We explore the world of award-winning cancer scientist, Dr Sam Behjati
By: Ali Cranage, science writer at the Wellcome Sanger Institute
Dr Sam Behjati looks after children with cancer. He is a Consultant Paediatric Oncologist at Addenbrooke’s Hospital in Cambridge and a Group Leader in Cellular Genetics at the Wellcome Sanger Institute.
The award is made for excellence in research, to an outstanding young researcher in British paediatrics. He spoke to us about his research, which focuses on understanding the origins of childhood cancers.
We first discussed why Sam became a researcher. It wasn’t because he loved the laboratory.
“The first time I did lab work was as a visiting student in Harvard. I didn’t like the actual lab work, but the data and the buzz around it was great.”
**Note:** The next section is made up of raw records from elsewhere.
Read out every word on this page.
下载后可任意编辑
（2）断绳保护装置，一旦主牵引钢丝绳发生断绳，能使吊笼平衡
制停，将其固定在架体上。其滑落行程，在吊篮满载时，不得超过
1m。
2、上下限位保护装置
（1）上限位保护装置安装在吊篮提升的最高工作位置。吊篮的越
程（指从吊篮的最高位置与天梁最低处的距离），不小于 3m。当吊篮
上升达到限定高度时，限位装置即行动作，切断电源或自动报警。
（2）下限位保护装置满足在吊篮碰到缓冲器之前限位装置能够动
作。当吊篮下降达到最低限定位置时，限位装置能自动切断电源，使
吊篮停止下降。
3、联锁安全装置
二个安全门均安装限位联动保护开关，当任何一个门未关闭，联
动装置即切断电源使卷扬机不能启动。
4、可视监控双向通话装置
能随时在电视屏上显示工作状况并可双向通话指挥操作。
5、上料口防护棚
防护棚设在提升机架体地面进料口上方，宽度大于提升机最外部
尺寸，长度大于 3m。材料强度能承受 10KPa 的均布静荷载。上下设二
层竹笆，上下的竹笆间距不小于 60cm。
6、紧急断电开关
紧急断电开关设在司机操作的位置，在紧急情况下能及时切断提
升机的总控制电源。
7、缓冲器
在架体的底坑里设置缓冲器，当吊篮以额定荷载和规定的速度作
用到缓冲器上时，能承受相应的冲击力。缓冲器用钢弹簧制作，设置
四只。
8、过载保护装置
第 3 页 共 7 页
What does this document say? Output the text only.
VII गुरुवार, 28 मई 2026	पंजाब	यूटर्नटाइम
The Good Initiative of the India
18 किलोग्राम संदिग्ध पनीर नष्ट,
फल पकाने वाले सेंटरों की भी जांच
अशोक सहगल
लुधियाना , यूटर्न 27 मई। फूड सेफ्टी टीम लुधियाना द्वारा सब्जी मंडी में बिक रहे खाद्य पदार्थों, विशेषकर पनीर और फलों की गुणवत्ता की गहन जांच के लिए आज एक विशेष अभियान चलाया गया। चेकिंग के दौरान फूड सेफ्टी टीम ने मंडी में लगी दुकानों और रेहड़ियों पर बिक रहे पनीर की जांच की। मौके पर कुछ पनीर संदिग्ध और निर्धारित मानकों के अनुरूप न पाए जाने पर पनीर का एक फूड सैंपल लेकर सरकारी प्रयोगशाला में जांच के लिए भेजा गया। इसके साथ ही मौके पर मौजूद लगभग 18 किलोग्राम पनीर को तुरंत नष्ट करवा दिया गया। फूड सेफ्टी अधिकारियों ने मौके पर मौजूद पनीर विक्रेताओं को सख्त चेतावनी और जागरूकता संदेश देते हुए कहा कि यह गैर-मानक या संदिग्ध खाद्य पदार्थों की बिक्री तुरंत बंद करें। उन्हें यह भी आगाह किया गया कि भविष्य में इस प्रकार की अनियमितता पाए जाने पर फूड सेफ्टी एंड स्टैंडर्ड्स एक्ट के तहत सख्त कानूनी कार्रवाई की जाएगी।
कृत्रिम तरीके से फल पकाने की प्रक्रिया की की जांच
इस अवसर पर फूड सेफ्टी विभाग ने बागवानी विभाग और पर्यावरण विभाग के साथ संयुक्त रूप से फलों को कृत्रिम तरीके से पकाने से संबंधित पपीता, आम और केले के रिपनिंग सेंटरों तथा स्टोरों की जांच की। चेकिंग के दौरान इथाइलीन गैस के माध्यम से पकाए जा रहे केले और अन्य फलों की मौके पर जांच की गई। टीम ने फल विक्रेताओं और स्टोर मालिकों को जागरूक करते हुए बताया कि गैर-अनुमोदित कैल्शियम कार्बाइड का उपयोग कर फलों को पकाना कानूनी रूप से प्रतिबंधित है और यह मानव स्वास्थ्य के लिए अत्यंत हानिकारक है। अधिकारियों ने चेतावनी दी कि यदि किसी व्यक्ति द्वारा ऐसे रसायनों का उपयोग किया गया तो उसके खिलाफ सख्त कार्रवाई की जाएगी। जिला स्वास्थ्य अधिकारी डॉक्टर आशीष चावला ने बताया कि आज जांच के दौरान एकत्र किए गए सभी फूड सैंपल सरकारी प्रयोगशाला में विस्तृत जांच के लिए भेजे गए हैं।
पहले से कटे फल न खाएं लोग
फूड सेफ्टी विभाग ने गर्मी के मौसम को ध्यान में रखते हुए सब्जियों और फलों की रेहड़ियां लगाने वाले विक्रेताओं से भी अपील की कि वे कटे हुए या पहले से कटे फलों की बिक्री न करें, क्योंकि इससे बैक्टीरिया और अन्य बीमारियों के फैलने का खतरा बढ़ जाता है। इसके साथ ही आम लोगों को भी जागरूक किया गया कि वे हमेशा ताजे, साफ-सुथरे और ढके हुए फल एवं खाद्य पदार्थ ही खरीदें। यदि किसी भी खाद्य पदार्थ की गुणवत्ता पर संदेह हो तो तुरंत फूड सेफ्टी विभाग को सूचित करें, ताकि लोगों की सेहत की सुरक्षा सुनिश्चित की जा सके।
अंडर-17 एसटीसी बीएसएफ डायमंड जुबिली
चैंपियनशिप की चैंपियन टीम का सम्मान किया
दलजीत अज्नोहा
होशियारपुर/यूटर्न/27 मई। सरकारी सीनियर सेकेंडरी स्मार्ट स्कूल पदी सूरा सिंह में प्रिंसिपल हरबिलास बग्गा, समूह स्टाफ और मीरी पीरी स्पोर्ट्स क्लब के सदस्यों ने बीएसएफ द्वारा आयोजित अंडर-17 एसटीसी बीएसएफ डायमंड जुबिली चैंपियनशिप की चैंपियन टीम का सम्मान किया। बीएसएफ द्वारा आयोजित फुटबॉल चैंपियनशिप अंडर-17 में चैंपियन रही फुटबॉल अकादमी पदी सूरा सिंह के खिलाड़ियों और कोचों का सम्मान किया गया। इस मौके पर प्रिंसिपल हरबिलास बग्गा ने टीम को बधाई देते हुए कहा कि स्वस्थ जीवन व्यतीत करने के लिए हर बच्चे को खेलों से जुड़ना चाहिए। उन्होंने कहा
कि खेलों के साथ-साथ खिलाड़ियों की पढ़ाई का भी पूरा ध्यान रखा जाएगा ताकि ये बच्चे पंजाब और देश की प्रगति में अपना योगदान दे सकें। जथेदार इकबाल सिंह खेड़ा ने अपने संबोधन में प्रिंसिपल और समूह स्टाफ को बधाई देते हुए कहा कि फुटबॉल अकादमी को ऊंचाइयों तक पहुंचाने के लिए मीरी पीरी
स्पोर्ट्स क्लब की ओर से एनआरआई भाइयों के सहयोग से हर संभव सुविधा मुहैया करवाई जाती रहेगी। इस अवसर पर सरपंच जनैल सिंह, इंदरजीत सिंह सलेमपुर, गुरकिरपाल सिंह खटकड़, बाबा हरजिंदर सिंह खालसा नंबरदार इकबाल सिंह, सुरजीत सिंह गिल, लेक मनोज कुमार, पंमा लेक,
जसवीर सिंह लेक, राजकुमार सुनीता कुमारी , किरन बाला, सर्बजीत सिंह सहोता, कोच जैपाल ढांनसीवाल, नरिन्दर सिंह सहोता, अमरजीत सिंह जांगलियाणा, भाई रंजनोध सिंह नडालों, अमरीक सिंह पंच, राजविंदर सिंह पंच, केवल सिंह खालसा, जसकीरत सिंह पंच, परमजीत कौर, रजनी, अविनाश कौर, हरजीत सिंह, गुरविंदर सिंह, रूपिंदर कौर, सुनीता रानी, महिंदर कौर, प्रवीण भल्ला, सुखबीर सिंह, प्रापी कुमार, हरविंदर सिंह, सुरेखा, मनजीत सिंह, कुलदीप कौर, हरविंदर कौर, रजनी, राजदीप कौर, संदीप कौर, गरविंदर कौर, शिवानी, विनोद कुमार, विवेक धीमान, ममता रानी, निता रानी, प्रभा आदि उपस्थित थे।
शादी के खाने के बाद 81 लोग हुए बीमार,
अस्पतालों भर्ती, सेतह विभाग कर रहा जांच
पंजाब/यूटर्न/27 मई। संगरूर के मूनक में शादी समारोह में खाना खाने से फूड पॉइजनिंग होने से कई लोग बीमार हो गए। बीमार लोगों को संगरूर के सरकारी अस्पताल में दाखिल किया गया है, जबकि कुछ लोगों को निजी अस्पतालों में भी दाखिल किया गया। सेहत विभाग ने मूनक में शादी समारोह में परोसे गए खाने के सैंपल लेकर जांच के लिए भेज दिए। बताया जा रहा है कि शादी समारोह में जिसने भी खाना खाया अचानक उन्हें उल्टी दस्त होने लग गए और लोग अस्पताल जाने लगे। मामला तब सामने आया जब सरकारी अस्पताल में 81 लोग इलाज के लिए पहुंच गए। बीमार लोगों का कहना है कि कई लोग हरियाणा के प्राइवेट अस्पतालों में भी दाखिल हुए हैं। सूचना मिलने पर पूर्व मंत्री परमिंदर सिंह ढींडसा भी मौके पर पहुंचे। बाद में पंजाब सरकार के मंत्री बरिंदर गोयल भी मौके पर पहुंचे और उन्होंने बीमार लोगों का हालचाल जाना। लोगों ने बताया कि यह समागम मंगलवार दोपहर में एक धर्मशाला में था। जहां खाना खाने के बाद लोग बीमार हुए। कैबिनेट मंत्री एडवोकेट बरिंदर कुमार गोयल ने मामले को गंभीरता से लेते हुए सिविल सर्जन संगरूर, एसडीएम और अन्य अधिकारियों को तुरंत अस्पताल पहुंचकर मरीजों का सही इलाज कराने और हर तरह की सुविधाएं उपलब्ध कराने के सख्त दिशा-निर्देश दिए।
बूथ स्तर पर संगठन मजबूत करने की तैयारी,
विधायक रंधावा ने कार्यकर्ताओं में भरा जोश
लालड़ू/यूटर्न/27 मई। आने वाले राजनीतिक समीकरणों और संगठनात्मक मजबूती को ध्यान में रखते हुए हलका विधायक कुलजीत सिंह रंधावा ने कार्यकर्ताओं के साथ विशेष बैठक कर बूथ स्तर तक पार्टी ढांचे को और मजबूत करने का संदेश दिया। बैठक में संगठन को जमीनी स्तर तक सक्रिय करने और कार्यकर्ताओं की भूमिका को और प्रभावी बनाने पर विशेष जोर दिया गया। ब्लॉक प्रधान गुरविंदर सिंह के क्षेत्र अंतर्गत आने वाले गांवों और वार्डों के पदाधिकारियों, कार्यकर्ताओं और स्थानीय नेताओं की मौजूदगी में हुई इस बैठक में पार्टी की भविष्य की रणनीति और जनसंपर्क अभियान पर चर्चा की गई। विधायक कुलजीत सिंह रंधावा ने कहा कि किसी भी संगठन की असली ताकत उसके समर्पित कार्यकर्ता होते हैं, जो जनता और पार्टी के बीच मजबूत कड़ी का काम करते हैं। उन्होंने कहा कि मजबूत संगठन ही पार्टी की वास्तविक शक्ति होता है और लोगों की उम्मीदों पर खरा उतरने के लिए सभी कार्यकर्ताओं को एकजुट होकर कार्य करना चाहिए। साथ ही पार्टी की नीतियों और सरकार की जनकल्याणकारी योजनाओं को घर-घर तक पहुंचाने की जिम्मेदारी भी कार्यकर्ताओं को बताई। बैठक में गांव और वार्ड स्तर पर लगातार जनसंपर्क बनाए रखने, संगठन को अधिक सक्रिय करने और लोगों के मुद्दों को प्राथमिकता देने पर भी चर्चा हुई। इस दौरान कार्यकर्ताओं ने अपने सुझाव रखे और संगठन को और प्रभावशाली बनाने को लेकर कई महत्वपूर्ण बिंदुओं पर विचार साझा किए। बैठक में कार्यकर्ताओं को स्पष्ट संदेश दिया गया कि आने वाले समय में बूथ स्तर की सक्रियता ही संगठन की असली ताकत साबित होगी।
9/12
“In fact I really hate cells and growing cells. It was a bad start.”
But science suits him, he says. “I am fundamentally attracted to research and the asking of questions. I never considered becoming a doctor without doing science.”
Sam came to the Sanger Institute to undertake a PhD in cancer genomics, using computational methods. After time away to complete clinical training, he returned to the Sanger as a group leader. His team aims to find the origins of childhood cancers.
“Childhood cancers are completely different to adult cancers. Adult cancers arise after a lifetime of exposure to factors that can damage DNA; both internal, like errors that creep in when our DNA replicates, and external, like UV light. But in childhood cancers, there’s been little exposure to these. The DNA changes that can give rise to childhood cancers are already present at birth, and we want to track them down.”
Sam’s previous work uncovered the genetic changes that drive the growth of a variety bone and soft tissue tumours, including of some very rare tumours of infants. These findings will help diagnose and treat patients, as well as advance research.
Sam’s latest approach uses new technologies to sequence the mRNA of cancer cells. This data provides a picture of what cancer cells are and how individual cells are functioning. He compares the information from cancer cells to the same data from related healthy tissues, looking for similarities and differences. He works closely with the developmental Human Cell Atlas project, which provides the reference information on how cells function in the earliest stages of life.
“If childhood cancer has a developmental cause, we could develop treatments to target that pathway, rather than the tumours themselves. But at the moment, the quantitative basis for doing that is lacking. So we’re providing it. We are filling the void [of information] with exact readouts of RNA.”
Sam aims to build a knowledge base that provides precise, quantitative descriptions of the developmental states of cells in all childhood cancers.
Genomics and advanced DNA and RNA sequencing techniques have transformed cancer science, says Sam. “Cancer science is logical, quantitative, and unbiased now.”
But that transformation hasn’t changed the way we treat cancer, as yet. The next challenge will be using the latest findings in the clinic.
“The idea now is to give drugs to cells and see what they do to the function and identity of those cells, which we can read off from the DNA.
“Perhaps we might find new ways of treating childhood cancers, we could change cancer cells into something non-cancerous, rather than killing them.”